Ancak Tüm Arap dünyasında özgürlüğü arzu eden herkes için bir
haykırış anlamını içinde barındırıyor. Devrim, henüz beş yıl önce
başlamadı yıllar öncesinde başlamıştı. Dil farklılığı unsurunun
aslında herhangi başka bir ülkedeki güçlükten çok daha hafif
olacağını düşünüyorum. Çünkü Türkler hissederek müzik
yapıyorlar.”
YENİ BİR YAYIN: Mesnevi’ den Pedagojik Telkinler…
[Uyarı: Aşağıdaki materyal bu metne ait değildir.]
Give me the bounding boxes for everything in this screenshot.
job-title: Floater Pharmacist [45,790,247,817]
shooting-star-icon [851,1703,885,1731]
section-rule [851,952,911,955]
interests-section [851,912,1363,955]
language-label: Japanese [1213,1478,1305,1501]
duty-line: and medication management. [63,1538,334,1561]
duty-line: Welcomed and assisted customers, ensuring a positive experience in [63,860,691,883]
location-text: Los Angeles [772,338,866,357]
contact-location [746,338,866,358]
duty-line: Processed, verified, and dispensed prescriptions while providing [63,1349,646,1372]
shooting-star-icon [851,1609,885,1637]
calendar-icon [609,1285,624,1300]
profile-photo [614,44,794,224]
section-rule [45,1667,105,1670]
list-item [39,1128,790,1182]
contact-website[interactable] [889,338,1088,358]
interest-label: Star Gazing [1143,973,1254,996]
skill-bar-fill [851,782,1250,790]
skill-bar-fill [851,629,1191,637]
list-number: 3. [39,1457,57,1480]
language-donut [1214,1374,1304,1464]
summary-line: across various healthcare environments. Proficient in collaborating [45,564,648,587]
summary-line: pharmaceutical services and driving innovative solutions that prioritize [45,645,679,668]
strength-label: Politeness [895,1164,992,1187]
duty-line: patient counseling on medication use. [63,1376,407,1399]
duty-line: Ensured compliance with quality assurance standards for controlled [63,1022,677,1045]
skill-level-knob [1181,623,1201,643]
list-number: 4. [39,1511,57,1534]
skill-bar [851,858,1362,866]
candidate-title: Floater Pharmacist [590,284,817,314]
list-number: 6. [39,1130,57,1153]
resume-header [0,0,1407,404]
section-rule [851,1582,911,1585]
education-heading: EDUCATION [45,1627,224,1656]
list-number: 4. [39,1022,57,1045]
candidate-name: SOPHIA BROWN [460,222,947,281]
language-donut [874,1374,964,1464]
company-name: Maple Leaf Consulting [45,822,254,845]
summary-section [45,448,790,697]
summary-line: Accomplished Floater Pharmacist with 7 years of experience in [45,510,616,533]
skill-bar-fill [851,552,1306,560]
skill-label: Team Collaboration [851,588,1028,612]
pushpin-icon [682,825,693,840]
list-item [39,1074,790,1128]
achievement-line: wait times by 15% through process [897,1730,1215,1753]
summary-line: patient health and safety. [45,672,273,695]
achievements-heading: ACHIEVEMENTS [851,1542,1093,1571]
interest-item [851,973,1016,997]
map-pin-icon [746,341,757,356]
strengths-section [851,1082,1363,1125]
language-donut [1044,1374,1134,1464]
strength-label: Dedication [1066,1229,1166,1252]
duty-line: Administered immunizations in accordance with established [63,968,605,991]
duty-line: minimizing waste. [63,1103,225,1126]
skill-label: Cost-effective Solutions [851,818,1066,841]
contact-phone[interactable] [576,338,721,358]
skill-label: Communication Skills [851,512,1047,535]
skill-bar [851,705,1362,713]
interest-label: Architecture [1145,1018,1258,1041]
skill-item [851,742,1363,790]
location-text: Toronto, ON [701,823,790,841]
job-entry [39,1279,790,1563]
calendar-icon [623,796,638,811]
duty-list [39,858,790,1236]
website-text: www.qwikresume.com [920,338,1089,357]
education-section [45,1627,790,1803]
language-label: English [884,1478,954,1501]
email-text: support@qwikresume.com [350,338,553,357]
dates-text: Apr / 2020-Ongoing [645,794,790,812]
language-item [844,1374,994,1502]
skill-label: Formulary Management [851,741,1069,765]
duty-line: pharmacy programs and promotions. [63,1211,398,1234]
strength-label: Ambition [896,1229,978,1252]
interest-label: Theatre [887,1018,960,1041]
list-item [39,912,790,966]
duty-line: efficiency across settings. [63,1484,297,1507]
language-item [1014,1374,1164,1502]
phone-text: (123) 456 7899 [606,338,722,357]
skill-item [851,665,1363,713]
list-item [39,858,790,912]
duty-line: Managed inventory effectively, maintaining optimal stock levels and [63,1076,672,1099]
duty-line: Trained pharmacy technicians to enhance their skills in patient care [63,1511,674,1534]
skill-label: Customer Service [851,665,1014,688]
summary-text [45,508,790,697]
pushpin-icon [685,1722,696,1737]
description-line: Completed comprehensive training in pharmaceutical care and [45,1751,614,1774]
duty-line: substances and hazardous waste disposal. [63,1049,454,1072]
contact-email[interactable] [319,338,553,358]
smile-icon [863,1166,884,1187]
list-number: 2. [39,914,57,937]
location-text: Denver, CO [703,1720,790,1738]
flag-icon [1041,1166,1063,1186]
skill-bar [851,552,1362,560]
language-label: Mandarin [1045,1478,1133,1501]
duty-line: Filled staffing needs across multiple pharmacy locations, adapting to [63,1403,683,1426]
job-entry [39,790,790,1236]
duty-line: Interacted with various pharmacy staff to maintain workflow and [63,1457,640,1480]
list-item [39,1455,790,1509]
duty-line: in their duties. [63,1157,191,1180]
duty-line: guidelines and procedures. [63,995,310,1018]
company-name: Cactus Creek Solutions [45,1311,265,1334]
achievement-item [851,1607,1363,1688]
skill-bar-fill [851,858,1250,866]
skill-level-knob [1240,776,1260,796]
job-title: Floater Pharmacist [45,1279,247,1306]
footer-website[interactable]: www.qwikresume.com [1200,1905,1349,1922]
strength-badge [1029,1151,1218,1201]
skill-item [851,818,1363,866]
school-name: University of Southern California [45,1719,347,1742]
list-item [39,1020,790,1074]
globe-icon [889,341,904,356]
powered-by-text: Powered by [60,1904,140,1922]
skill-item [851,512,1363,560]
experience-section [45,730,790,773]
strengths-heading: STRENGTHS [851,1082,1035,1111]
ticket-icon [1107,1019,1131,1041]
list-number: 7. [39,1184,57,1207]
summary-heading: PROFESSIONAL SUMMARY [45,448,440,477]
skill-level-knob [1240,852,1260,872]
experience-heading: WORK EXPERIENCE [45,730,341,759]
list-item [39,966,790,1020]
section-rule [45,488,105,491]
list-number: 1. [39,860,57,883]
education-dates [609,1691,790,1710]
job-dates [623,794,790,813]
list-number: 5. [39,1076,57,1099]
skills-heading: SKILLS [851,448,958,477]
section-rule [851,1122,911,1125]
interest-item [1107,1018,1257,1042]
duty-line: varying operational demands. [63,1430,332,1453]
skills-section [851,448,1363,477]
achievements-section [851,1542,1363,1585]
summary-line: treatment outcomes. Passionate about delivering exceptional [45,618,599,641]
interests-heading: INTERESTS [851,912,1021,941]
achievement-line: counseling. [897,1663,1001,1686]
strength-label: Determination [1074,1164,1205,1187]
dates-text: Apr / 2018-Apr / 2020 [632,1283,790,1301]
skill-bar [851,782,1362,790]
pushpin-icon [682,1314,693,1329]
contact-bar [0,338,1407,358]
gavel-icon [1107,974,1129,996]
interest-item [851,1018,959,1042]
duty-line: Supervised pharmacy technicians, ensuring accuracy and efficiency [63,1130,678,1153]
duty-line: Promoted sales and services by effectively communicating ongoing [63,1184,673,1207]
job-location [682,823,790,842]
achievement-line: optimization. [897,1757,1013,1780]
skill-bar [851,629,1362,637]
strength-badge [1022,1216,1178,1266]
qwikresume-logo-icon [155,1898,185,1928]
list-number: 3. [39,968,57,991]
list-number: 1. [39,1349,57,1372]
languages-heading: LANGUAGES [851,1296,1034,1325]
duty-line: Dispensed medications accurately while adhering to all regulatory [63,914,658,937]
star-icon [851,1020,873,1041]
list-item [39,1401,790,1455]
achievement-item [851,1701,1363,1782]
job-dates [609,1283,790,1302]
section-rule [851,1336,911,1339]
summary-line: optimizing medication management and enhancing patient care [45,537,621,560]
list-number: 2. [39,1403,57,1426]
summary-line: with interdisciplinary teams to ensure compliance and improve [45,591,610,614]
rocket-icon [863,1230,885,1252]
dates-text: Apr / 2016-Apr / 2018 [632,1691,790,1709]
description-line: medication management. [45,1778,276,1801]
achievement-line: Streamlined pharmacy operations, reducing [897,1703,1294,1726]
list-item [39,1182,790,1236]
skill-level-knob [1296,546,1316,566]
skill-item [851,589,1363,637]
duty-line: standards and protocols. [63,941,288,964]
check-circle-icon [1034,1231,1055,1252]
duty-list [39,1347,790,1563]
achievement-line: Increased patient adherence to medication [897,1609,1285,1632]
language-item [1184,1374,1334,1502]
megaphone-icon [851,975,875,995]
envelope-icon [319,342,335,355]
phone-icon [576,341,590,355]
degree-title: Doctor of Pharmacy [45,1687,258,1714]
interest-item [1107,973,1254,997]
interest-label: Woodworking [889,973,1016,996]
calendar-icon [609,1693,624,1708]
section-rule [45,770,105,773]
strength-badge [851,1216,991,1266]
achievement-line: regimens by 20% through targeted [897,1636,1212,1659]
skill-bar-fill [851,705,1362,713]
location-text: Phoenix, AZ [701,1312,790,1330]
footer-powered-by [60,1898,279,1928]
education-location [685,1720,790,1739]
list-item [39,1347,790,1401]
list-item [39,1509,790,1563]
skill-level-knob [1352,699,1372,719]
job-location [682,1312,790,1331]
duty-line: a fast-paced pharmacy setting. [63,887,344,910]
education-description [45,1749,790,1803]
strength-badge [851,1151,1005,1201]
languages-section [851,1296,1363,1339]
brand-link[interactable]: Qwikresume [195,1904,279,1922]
Değerli arkadaşım, akademisyen (YTÜ)
- yazar Doç.Dr. Süleyman DOĞAN’ın kitabı 9. Baskısını yaptı.
“Günümüze kadar birçok dile çevrilen Mesnevi, bir evrensel değerler
hazinesidir. Elinizdeki bu eser, Mesnevi'nin insanlığa ahlak,
eğitim ve pedagoji gibi yönlerden nasıl yararlı olabileceğini
bugünün insanına anlatmak amacıyla kaleme alınmıştır. Mevlana'nın
eserlerinden anlaşılıyor ki, kendisi iyi bir pedagog, Mesnevi adlı
şaheseri de bir ahlak ve pedagoji kitabıdır. Mevlana, yaşadığı
dönemin yenileyicisi ve etkin bir eğitimcisidir. Mevlana, yetkin
kişiliğiyle medresede, camide, sohbet meclislerinde hem öğretim
faaliyetlerinde bulunmuş hem de manevi eğiticilik vazifesini
yürütmüştür. Mevlana, eğitimin insanın yaratılış gerçeği
üzerine kurulmasını, kişilerin tabiatlarındaki sanat ve hünerleri
geliştirmesini ve onların olgun gönüllerinin hizmetine sunulmasını
istemektedir. Mevlana iyi bir cemiyet adamı olması münasebetiyle
eğitim ve iletişime olduğu kadar terbiye ve hoşgörüye de ayrı bir
önem vermiştir. Mesnevi'den Pedagojik Telkinler isimli bu
eserin kaleme alınmasındaki gaye; kişinin bu irfan hazinesinden
gereği gibi zevk alması, ruhen aydınlanması ve manen huzura
kavuşmasıdır.”
(Tanıtım Bülteninden)
GÜNÜN ŞARKISI:
Hayatın kendi hesabı varmış, boşuna hesaplar yaptık.
Kalbim aşk denizlerinde batmış, şimdi elde var yalnızlık.
Aşk denen o büyük dağdan,
Ne kaldı? Gönlümüzden büyük yıkıntı.
Ekmeğe tuz banmak, yokluğa alışmak
Her derdin çaresi var, nasıl zor dayanmak.